Deraglia un altro treno in Spagna: un morto e almeno 20 Feriti. La Spagna è scossa da un’altra tragedia ferroviaria che arriva a sole 48 ore dal devastante incidente avvenuto in Andalusia, dove due treni ad alta velocità si sono scontrati causando almeno 41 morti e oltre 150 feriti. Questa volta l’incidente si è verificato in Catalogna, sulla linea regionale R4 tra Gelida e Sant Sadurní d’Anoia (provincia di Barcellona), quando un treno locale Rodalies (gestito da Renfe) si è schiantato contro un muro di contenimento crollato sui binari.

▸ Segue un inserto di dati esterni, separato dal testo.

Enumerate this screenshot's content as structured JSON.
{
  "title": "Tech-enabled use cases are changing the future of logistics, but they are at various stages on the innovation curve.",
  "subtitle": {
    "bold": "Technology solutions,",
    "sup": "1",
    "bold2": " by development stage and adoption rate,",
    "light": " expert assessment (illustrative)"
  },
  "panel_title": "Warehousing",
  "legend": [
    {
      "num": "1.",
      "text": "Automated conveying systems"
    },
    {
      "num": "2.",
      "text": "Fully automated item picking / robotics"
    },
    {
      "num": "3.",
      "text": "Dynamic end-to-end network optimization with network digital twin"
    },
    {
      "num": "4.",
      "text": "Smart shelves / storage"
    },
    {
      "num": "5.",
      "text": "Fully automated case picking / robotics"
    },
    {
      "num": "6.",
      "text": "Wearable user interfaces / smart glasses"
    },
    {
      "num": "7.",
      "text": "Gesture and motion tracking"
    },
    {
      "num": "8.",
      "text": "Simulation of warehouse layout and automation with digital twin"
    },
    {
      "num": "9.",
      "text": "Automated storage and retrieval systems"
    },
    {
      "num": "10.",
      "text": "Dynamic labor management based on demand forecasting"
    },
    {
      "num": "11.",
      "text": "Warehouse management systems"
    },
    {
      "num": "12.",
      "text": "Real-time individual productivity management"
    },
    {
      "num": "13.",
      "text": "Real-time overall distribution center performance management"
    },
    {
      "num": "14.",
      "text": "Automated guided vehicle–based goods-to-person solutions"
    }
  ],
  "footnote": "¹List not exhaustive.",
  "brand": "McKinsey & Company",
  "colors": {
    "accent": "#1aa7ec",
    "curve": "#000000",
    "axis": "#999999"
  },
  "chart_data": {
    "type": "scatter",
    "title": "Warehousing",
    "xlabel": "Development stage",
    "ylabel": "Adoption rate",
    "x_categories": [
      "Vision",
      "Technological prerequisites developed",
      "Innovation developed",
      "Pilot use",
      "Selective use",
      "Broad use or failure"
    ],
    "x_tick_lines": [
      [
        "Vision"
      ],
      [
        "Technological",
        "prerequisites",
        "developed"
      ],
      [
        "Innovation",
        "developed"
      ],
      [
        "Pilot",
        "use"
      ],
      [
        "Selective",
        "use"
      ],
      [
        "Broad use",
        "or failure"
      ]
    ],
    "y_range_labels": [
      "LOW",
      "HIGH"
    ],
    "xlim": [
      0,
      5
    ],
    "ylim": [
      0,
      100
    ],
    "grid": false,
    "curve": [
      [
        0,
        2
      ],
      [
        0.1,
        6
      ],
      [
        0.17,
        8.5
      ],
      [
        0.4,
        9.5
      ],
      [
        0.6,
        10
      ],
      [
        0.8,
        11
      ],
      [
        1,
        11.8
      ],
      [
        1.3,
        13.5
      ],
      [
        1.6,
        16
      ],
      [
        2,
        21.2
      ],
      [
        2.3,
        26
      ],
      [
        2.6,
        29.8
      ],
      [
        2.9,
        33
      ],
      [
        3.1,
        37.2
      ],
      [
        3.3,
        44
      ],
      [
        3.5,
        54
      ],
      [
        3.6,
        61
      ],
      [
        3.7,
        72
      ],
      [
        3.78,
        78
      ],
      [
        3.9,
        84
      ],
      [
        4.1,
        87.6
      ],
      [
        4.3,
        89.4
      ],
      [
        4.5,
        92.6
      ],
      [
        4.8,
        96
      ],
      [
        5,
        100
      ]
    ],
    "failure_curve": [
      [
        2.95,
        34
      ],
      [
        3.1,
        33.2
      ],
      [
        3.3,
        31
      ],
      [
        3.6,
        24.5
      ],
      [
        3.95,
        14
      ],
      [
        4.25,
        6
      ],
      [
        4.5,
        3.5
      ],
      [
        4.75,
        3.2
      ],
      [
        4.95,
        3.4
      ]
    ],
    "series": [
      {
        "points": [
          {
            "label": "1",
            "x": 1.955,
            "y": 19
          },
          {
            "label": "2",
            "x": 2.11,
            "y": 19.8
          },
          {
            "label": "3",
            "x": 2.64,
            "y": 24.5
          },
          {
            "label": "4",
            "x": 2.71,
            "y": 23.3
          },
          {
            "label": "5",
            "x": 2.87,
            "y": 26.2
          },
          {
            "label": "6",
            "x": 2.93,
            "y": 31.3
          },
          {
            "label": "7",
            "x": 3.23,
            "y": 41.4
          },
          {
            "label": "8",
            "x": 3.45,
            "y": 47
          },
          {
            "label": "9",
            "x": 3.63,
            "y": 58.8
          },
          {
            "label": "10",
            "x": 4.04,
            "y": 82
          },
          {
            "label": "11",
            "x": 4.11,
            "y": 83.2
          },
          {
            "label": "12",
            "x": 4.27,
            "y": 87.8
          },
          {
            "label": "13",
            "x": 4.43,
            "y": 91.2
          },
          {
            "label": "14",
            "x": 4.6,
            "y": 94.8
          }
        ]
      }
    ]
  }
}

L’incidente è avvenuto intorno alle 21:02 al chilometro 64 della linea. Secondo le prime ricostruzioni riportate da media spagnoli come La Vanguardia, El País e La Repubblica, il crollo del muro – probabilmente provocato dalle forti piogge che hanno colpito la regione negli ultimi giorni – ha ostruito i binari, causando l’impatto frontale del convoglio. Il macchinista è deceduto sul colpo, rimasto intrappolato nella cabina di guida.

Il bilancio provvisorio parla di almeno 20 feriti, di cui 5 in gravi condizioni (alcune fonti parlano di fino a 35-40 persone coinvolte con 4-5 gravi). Sul posto sono intervenute 11 unità del Sistema di Emergenza Sanitaria (SEM) insieme ai Vigili del Fuoco. Tre membri del governo catalano si sono precipitati immediatamente sulla scena per seguire le operazioni di soccorso.

La linea R4 è stata immediatamente sospesa, con gravi disagi per i pendolari della zona metropolitana di Barcellona. Parallelamente, un altro treno sulla linea R1 (tra Blanes e Maçanet de la Selva, provincia di Girona) è deragliato nella stessa serata, fortunatamente senza feriti.

Le Cause: Maltempo e Vulnerabilità delle Infrastrutture?

Le autorità puntano il dito sulle condizioni meteorologiche estreme degli ultimi giorni in Catalogna, con piogge torrenziali che potrebbero aver indebolito le strutture di contenimento lungo le linee ferroviarie. Questo incidente solleva interrogativi sulla manutenzione e sulla resilienza delle infrastrutture ferroviarie spagnole, già sotto accusa dopo la catastrofe di Adamuz (Cordova), dove un giunto rotto sui binari è tra le piste principali investigate.

Il disastro andaluso, avvenuto domenica 18 gennaio 2026, ha coinvolto un treno Iryo (Malaga-Madrid) e un convoglio Renfe in direzione opposta, con deragliamenti multipli e un bilancio che ha portato il governo spagnolo a proclamare tre giorni di lutto nazionale. Re Felipe VI e la regina Letizia hanno visitato il sito, mentre il premier Pedro Sánchez ha promesso massima trasparenza sulle indagini.

Conseguenze Immediate e Preoccupazioni per la Sicurezza Ferroviaria

Questi due episodi ravvicinati mettono in luce potenziali problemi sistemici sulla rete ferroviaria iberica:

  • Riduzione temporanea della velocità su tratti ad alta velocità (fino a 160 km/h su alcuni segmenti Madrid-Barcellona).
  • Ispezioni accelerate su infrastrutture esposte a maltempo.
  • Dibattito sulla transizione della gestione Rodalies alla società mista Stato-Generalitat de Catalunya.

La Spagna, con una delle reti ad alta velocità più estese d’Europa, si trova ora a fare i conti con una crisi di fiducia. Le autorità hanno attivato servizi alternativi (autobus) per i pendolari della R4, ma il ritorno alla normalità potrebbe richiedere giorni.

Restiamo in attesa di aggiornamenti ufficiali sulle cause esatte e sul bilancio definitivo delle vittime. La sicurezza sui binari spagnoli è tornata al centro del dibattito nazionale.